Faith, food, and family have always defined Cecilia Glembocki’s life. Raised in a Polish Catholic family. Glembocki said her mother instilled in her a passion for her Catholic faith, but also a love for food and cooking. And that is why, as a home economist, she eventually ended up as the Executive Director of the Virginia Egg Council and an affiliate member of the American Egg Board.
This egg fascination began when Glembocki moved to the Washington, D.C., metro area in early 1976 and looked into getting a job as a home economist. After staging a bridal luncheon for an interview session with the Virginia Egg Council, where scrambled eggs served in puff pastry were served with champagne, she was hired to represent the egg industry in the Greater Washington area. It also meant doing egg demonstrations, appearing on local television shows and the 700 Club with Pat Robertson. She even appeared on Oprah Winfrey’s show in the 1980s.
A major turning point in her egg-centric life came when in 1981 the Egg Council asked her to help oversee the very popular Easter egg roll on the White House lawn. “I thought it was so unusual because Easter is a major holiday,” she said. “Don’t people know that this is the holiest week of the year? I realized that my cultural roots and religious faith really shaped my whole world.”
After more than a dozen years of staging an event near the White House with Easter eggs decorated by numerous different cultures, Glembocki continued to volunteer at the annual event. “The first egg hunt was with Nancy Reagan,” she said. “I didn’t know how to do it, and my helpers were ladies who came wearing high heels.” Decades later, the event still rolls on, and Glembocki continues to take part.
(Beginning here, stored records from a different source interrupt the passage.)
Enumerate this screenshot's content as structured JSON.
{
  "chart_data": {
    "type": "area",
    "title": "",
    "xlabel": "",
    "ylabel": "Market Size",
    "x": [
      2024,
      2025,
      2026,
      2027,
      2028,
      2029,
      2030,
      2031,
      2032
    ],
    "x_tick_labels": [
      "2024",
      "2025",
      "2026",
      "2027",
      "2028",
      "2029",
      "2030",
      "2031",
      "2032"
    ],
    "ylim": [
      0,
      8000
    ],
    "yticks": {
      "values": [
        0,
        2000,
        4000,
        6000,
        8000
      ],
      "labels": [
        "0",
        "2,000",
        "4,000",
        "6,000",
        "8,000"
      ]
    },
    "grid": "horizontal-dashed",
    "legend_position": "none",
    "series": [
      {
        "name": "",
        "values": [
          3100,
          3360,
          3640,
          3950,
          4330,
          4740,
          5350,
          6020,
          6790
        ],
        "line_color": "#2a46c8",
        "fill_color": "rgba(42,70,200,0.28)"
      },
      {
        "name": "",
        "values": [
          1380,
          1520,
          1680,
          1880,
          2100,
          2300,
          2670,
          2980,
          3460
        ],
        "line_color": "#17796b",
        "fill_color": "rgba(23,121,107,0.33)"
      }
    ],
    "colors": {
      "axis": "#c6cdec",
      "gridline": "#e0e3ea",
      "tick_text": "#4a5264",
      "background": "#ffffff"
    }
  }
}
Eggs aside, what has really defined her life is her zealous Catholicism, celebrating with family and friends the church’s holy celebrations of Christmas and Easter and devoutly attending Mass. And Glembocki’s life really changed when she attended her first meeting in 2001 of the Friends of the John Paul II Foundation (www.jp2friends.org) in Washington, called the “Wadowice on the Potomac.” She felt very much that this Polish pope was really part of her own Polish family.
“We are part of an organization started by Pope John Paul II by papal decree to promote his legacy and to support the education of students from Eastern European countries,” she said. The goal is to send them back to their countries to maintain the educational qualities of these students. She added, “When John Paul II was elected as pope, so many pilgrims slept on streets. So this foundation started a pilgrim’s home outside of the city called Dom Polski to offer a place to stay”
Meeting with the then-leader, Glembocki offered to help for the group’s events, saying she would provide food for its luncheons, and eventually she started hosting teas and other events at the Pope John Paul II Center located near Washington’s Basilica. Both she and her husband, Raymond, became active members, and both served as the group’s president for several years. “I know people of our generation know Pope John Paul II,” she said. “But what about younger people? And I remember that John Paul II had such a glow about him. I thought people in the United States do not understand the food and faith tradition of life. So, with this group I could intertwine love and the celebration of food.”
For all her contributions to Catholicism, Glembocki has won numerous awards, including the Pro Ecclesia et Pontifice reword from the Vatican in 2016. “Be Not Afraid to Show Your Faith,” Glembocki counsels Catholics in many of her programs and booklets. “It is a rhythm of life: go to church, celebrate holidays and families,” she said. “You must learn to respect people and their way of life. All that starts from your heritage and faith.”